Digital hyperconnectivity has reshaped political life by transforming regimes of knowing, regimes of feeling, and regimes of governing. It has altered ways of knowing the public world by weakening epistemic authority, reinforcing epistemic suspicion and distrust, and eroding the foundations of a shared public world, contributing to epistemic paralysis on the one hand and epistemic polarization on the other. Hyperconnectivity has altered regimes of public feeling by encouraging the expression and mobilization of moral outrage and thereby deepening partisan antipathy and affective polarization. And it has altered regimes of governing by enabling new modalities of algorithmic regulation, both public and private. The talk concluded by highlighting the tension between the technocratic premises and modalities of algorithmic governance and the populist regimes of digitally mediated knowing and feeling, and by specifying how hyperconnectivity can promote both populism and its seeming antithesis, technocracy.

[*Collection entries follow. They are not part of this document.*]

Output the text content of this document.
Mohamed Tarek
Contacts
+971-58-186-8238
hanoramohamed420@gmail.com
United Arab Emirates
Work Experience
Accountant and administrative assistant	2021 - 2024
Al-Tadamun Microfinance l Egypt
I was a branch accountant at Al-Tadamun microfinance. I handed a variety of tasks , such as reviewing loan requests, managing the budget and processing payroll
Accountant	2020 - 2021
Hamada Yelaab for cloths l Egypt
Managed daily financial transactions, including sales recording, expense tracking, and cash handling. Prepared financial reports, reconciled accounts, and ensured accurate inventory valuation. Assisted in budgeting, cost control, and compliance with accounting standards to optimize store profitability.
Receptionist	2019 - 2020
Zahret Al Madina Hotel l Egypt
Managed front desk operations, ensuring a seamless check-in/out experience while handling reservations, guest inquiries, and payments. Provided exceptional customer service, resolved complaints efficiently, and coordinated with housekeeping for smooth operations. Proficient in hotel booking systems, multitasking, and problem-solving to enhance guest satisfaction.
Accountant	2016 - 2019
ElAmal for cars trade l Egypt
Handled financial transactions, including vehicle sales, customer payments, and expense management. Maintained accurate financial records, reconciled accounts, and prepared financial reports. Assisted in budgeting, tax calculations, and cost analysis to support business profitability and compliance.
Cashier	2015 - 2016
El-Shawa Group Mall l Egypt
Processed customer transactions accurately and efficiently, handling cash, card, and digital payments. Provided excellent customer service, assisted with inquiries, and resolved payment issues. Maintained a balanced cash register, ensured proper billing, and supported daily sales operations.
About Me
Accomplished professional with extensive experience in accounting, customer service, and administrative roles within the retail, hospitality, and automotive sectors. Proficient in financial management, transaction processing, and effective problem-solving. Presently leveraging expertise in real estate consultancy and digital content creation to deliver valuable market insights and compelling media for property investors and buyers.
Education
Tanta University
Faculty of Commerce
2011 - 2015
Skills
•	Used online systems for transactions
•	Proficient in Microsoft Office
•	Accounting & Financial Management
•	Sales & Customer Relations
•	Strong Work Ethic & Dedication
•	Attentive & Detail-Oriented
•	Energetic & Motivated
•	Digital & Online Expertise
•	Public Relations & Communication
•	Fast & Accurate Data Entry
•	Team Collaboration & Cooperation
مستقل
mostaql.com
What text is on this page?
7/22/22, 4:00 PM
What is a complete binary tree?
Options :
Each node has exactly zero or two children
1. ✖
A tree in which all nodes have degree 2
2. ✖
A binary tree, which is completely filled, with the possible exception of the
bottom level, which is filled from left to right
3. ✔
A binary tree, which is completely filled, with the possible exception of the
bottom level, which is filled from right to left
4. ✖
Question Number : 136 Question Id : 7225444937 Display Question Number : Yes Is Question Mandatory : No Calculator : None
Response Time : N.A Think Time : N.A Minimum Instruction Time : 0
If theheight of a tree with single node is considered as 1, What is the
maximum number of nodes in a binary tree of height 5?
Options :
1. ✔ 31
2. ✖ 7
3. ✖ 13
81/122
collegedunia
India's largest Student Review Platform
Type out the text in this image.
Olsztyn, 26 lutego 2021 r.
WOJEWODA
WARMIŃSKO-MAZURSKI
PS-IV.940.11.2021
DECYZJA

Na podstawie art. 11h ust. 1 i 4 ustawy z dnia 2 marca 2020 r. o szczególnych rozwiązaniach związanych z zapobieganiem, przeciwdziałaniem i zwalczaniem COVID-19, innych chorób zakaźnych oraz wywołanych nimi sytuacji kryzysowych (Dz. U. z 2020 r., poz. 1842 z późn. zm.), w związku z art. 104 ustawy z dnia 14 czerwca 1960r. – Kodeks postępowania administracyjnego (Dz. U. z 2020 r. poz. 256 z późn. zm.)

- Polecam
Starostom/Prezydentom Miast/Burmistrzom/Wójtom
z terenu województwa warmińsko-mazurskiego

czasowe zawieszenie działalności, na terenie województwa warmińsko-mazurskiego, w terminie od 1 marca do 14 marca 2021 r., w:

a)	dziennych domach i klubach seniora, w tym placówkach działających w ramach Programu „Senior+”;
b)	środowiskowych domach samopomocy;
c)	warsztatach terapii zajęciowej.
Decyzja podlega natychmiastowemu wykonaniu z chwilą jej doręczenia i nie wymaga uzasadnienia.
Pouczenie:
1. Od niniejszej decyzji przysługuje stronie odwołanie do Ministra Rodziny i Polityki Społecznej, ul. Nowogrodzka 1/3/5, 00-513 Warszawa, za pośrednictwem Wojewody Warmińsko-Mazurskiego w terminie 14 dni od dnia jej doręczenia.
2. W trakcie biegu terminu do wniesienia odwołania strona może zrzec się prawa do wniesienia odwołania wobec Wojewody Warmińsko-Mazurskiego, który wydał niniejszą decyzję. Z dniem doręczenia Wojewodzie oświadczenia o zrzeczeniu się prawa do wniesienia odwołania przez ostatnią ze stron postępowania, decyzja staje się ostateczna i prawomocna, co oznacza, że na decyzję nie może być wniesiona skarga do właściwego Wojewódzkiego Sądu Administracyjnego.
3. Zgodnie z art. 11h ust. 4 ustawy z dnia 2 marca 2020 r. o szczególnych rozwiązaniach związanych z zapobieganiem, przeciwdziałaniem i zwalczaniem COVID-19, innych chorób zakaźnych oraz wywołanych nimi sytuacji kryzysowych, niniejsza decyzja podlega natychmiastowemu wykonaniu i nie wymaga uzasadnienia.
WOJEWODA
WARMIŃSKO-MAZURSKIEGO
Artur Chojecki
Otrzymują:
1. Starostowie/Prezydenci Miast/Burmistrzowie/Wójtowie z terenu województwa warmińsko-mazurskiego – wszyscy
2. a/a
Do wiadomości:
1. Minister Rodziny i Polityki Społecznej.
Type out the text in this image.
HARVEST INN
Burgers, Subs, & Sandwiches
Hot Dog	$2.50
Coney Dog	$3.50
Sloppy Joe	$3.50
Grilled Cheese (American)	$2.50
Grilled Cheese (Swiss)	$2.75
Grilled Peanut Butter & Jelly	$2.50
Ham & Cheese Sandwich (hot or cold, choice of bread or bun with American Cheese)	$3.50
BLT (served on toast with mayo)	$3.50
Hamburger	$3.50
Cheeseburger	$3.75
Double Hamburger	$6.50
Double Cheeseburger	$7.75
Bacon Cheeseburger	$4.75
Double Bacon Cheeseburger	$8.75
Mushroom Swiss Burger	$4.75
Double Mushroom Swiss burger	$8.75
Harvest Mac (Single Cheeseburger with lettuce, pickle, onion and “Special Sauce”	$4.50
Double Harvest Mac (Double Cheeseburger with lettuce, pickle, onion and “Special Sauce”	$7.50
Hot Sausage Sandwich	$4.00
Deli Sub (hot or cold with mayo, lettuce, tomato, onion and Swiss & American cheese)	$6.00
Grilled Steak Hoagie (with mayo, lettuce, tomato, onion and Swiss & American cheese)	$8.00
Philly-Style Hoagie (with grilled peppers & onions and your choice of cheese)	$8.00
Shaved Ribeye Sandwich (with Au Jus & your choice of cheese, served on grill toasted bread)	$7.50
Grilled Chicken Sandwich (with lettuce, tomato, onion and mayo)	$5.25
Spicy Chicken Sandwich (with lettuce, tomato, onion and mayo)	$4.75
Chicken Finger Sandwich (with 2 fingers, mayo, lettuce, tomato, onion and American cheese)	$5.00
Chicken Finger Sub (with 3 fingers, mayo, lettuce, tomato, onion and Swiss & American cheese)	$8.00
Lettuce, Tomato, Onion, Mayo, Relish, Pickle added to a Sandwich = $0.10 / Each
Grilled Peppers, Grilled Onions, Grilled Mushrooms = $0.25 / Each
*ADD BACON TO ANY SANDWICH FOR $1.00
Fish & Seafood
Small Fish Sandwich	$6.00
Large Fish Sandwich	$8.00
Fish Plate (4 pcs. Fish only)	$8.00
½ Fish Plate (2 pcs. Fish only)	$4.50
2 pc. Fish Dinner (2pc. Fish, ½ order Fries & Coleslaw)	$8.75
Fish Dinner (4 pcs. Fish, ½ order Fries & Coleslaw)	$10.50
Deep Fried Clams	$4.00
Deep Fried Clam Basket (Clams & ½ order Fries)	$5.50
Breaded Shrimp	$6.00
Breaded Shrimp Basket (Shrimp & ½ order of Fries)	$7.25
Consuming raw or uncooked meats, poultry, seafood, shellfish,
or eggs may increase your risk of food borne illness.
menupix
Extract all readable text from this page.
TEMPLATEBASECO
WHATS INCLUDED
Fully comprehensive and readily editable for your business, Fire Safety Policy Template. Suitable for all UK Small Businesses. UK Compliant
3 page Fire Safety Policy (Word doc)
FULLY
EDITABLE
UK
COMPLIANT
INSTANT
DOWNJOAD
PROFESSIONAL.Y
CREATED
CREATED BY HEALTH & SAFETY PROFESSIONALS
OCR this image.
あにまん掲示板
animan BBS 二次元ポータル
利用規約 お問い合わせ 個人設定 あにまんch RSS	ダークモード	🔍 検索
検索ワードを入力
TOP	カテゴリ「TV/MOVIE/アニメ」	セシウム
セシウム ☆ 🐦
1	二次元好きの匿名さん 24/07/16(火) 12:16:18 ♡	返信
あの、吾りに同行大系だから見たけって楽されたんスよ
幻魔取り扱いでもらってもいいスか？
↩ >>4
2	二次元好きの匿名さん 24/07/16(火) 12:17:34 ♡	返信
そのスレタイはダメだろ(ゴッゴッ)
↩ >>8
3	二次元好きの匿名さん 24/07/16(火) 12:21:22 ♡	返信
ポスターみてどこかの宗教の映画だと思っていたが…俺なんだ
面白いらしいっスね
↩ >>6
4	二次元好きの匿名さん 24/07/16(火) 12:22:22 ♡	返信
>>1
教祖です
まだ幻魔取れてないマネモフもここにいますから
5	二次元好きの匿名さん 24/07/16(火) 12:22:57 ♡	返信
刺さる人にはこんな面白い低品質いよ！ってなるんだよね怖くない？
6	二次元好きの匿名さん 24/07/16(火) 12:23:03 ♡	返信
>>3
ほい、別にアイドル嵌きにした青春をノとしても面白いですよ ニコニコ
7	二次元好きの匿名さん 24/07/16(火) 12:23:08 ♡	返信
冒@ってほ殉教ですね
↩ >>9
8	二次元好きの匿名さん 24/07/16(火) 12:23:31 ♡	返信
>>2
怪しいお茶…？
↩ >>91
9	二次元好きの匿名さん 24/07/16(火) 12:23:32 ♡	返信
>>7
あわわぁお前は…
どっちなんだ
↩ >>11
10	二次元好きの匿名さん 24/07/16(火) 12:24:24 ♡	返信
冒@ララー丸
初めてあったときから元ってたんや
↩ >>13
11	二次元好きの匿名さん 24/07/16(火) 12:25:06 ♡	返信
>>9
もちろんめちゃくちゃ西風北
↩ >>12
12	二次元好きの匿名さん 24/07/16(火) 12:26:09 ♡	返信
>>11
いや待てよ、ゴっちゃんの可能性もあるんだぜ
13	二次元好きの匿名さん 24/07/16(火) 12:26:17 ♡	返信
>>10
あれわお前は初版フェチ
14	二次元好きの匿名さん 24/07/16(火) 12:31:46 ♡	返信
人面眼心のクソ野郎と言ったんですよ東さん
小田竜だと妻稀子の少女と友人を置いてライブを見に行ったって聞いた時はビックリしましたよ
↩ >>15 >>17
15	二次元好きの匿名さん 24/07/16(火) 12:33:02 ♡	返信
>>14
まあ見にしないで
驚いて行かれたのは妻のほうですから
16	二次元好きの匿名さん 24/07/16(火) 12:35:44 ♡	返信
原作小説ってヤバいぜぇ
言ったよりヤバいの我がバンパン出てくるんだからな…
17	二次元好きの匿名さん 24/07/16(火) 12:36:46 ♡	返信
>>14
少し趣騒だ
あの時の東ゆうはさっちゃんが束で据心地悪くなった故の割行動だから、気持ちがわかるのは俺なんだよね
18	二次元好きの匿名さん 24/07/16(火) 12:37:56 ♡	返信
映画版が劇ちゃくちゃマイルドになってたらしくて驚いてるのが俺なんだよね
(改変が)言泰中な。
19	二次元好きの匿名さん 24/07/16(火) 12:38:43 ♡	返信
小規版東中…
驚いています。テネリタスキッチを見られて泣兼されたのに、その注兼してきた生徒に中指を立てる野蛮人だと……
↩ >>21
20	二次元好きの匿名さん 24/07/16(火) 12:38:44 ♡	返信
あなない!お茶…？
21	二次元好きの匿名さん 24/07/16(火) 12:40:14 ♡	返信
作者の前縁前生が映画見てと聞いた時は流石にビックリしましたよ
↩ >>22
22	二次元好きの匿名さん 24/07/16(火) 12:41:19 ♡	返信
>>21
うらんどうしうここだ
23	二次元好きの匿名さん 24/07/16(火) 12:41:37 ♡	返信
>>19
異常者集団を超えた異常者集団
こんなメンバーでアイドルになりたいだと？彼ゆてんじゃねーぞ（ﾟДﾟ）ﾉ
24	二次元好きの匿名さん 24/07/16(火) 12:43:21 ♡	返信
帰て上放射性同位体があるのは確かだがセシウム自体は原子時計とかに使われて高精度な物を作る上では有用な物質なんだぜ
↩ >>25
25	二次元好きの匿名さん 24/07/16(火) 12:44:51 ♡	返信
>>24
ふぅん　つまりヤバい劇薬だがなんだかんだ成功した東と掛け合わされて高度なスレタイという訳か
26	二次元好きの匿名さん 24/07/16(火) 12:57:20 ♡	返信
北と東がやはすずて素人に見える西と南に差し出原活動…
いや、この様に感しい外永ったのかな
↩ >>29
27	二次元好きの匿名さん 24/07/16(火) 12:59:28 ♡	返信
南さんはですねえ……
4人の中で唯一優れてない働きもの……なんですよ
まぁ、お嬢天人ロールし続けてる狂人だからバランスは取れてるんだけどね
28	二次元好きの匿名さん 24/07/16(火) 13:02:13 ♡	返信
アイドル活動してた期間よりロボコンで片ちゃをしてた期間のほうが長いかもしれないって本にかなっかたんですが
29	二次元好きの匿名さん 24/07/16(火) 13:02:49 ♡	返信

Rogers Brubaker is Distinguished Professor of Sociology at UCLA, where he holds the UCLA Foundation Chair. He has written widely on social theory, citizenship, nationalism, ethnicity, religion, gender, populism, and digital hyperconnectivity. His recent books include Grounds for Difference (Harvard, 2015), Trans: Gender and Race in an Age of Unsettled Identities (Princeton, 2016), and Hyperconnectivity and Its Discontents (Polity, 2022).
IWM Rector Misha Glenny moderated the Q&A session after the lecture.